Of the 117 million three-wheelers on the road globally last year, according to BloombergNEF's Electric Vehicle Outlook, more than 90% were in China and India. China alone has a fleet of roughly 100 million, primarily used for hauling passengers and cargo on short trips. Nearly 70% of the global fleet is electric, mostly using lead-acid batteries, though a swift transition to lithium-ion is underway. BNEF expects global sales of electric three-wheelers to pass 12 million units this year, with fewer than 10,000 outside of China and India.

In the U.S., the three-wheeler remains a niche product, with combustion engine models such as the Polaris Slingshot sold to retail buyers as flashy weekend rides. Arcimoto is attempting to use that recreational appeal to get US drivers to opt for light for some of the many, many short trips they take alone in cars.

"We compete very well on the joy factor with all kinds of toys in the market," said Frohnmayer, "but the utility thesis very quickly shines through for our customer base."

For the moment, that base is small. The company built about 300 vehicles last year, including the two-seater retail FUV, the Deliverator, and other variations built for first responders, landscapers and movie sets. It's targeting 1,000 this year.

ElectraMeccanica, a rival electric three-wheeler maker founded in 2015, has so far produced more than 400 of its flagship , the SOLO, which seats only the driver, and sells for $18,500.

Vehicles like the FUV and SOLO occupy an in-between space in the personal transportation market—more than a bicycle, but less than a car.
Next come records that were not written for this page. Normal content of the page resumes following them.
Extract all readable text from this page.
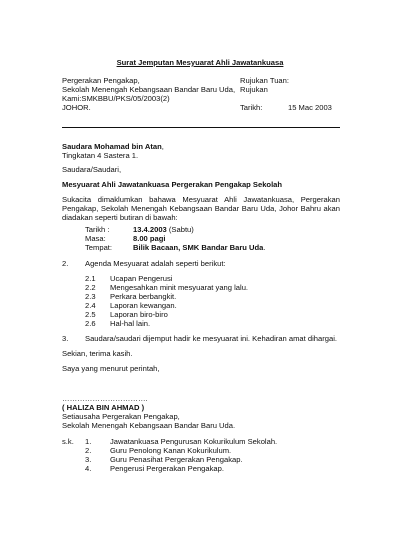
Surat Jemputan Mesyuarat Ahli Jawatankuasa
Pergerakan Pengakap,
Sekolah Menengah Kebangsaan Bandar Baru Uda,
Kami:SMKBBU/PKS/05/2003(2)
JOHOR.
Rujukan Tuan:
Rujukan
Tarikh:	15 Mac 2003
Saudara Mohamad bin Atan,
Tingkatan 4 Sastera 1.
Saudara/Saudari,
Mesyuarat Ahli Jawatankuasa Pergerakan Pengakap Sekolah
Sukacita dimaklumkan bahawa Mesyuarat Ahli Jawatankuasa, Pergerakan Pengakap, Sekolah Menengah Kebangsaan Bandar Baru Uda, Johor Bahru akan diadakan seperti butiran di bawah:
Tarikh :	13.4.2003 (Sabtu)
Masa:	8.00 pagi
Tempat:	Bilik Bacaan, SMK Bandar Baru Uda.
2. Agenda Mesyuarat adalah seperti berikut:
2.1 Ucapan Pengerusi
2.2 Mengesahkan minit mesyuarat yang lalu.
2.3 Perkara berbangkit.
2.4 Laporan kewangan.
2.5 Laporan biro-biro
2.6 Hal-hal lain.
3. Saudara/saudari dijemput hadir ke mesyuarat ini. Kehadiran amat dihargai.
Sekian, terima kasih.
Saya yang menurut perintah,
…………………………….
( HALIZA BIN AHMAD )
Setiausaha Pergerakan Pengakap,
Sekolah Menengah Kebangsaan Bandar Baru Uda.
s.k. 1. Jawatankuasa Pengurusan Kokurikulum Sekolah.
2. Guru Penolong Kanan Kokurikulum.
3. Guru Penasihat Pergerakan Pengakap.
4. Pengerusi Pergerakan Pengakap.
"It's been a hard sell in the US to convince people to buy expensive, small electric vehicles," said Reilly Brennan, a founding partner at the San Francisco venture capital fund Trucks, which specializes in transportation. Most people, he said, would sooner buy a used Toyota Corolla.

For fleet customers, three-wheelers can be a happy medium. They are smaller, nimbler, and cheaper to operate than vans and trucks, while moving faster than most cargo bikes and without pedaling by the driver. As cities increasingly restrict access for cars and trucks in central districts, said Brennan, three-wheelers provide future-proofing: "In certain corridors around the world, small, lightweight electric vehicles will likely be the only way you can do delivery without paying a penalty."
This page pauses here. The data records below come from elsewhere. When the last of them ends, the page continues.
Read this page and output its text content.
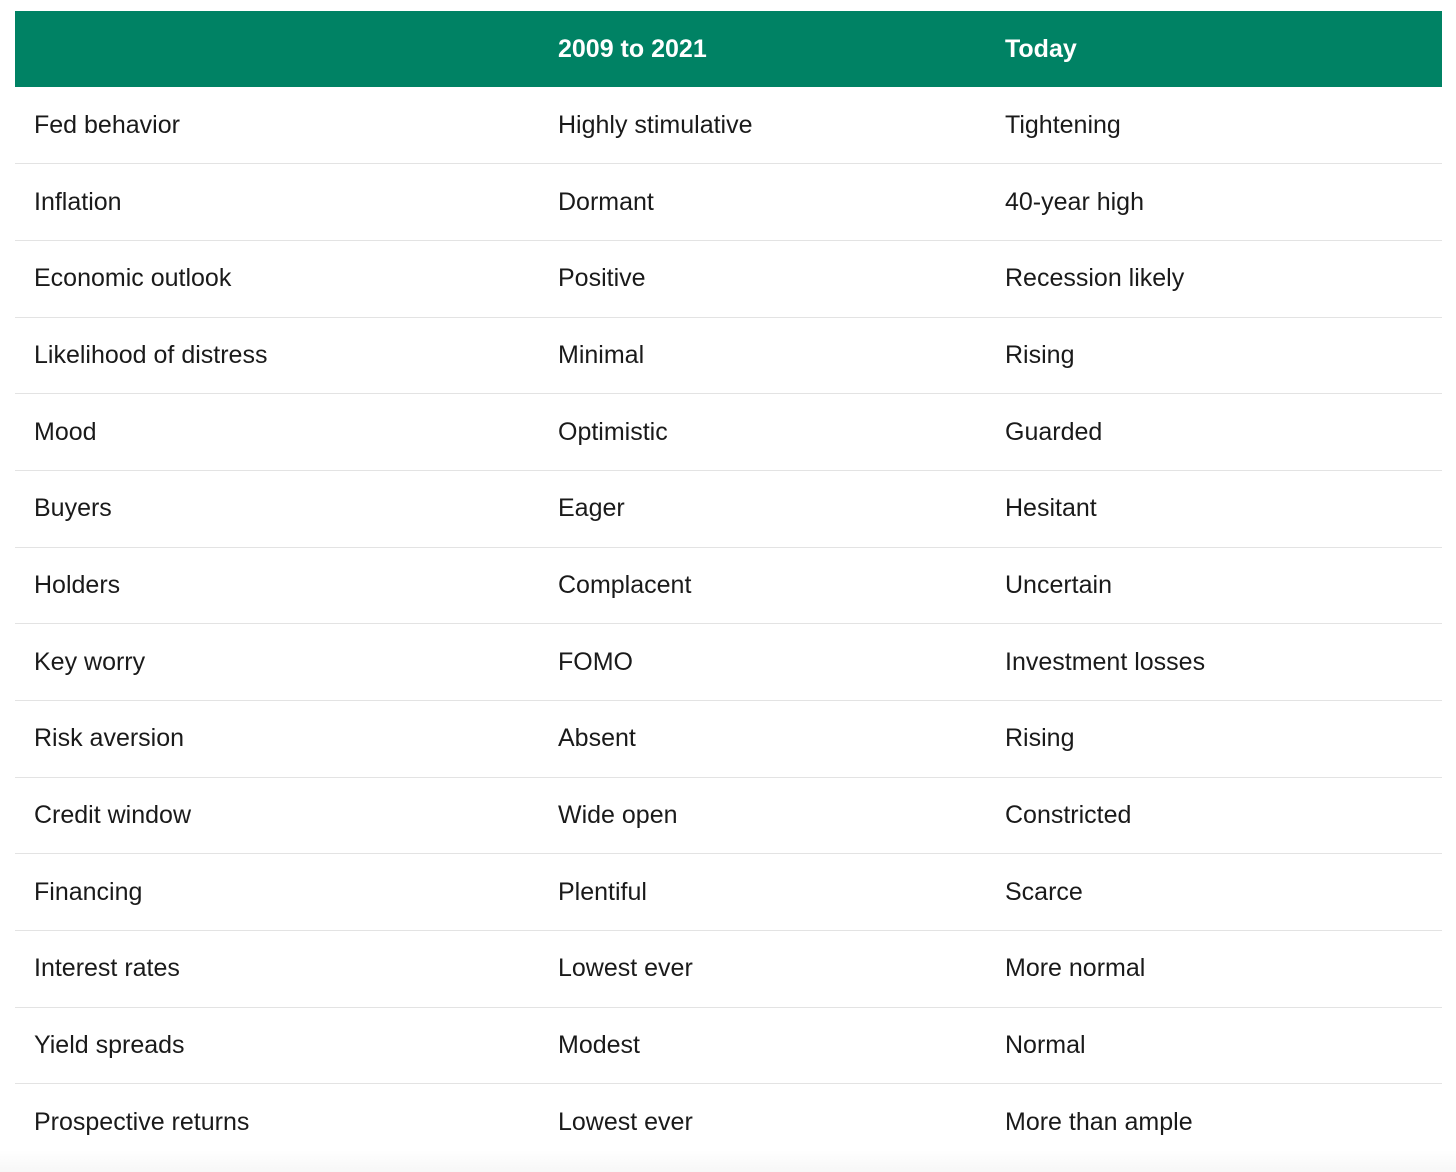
	2009 to 2021	Today
Fed behavior	Highly stimulative	Tightening
Inflation	Dormant	40-year high
Economic outlook	Positive	Recession likely
Likelihood of distress	Minimal	Rising
Mood	Optimistic	Guarded
Buyers	Eager	Hesitant
Holders	Complacent	Uncertain
Key worry	FOMO	Investment losses
Risk aversion	Absent	Rising
Credit window	Wide open	Constricted
Financing	Plentiful	Scarce
Interest rates	Lowest ever	More normal
Yield spreads	Modest	Normal
Prospective returns	Lowest ever	More than ample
ElectraMeccanica is also testing the waters for delivery and other commercial uses, with a cargo version of the SOLO with 12 cubic feet of storage space and price tag of $24,500 set to begin shipping soon.

In February, the company announced that it had delivered 20 SOLOs to customers including sandwich shops, diners, and a frozen yogurt stand. While these pilot programs are as much about publicity as they are logistics, they suggest that the U.S. market for three-wheelers is moving in a new direction. Delivery buyers, said Brennan, are likely to outnumber retail customers over the next ten years.

Joco's Cohen said if all goes well, he aims to place an order for a couple dozen units when the pilot ends later this summer. Joco's main business is renting bikes to delivery workers, who pick them up and drop them off at private parking lots scattered throughout New York, but the Deliverator will not be available to them. It's offering the three-wheelers only to fleet customers who contract with Joco for access to multiple vehicles.

"We think the next trillion-dollar opportunity in the transportation space is going to be in light electric vehicles—e-bikes, cargo bikes, this beautiful Deliverator," he said, "You don't need a two-ton vehicle to do to do the deliveries that we do."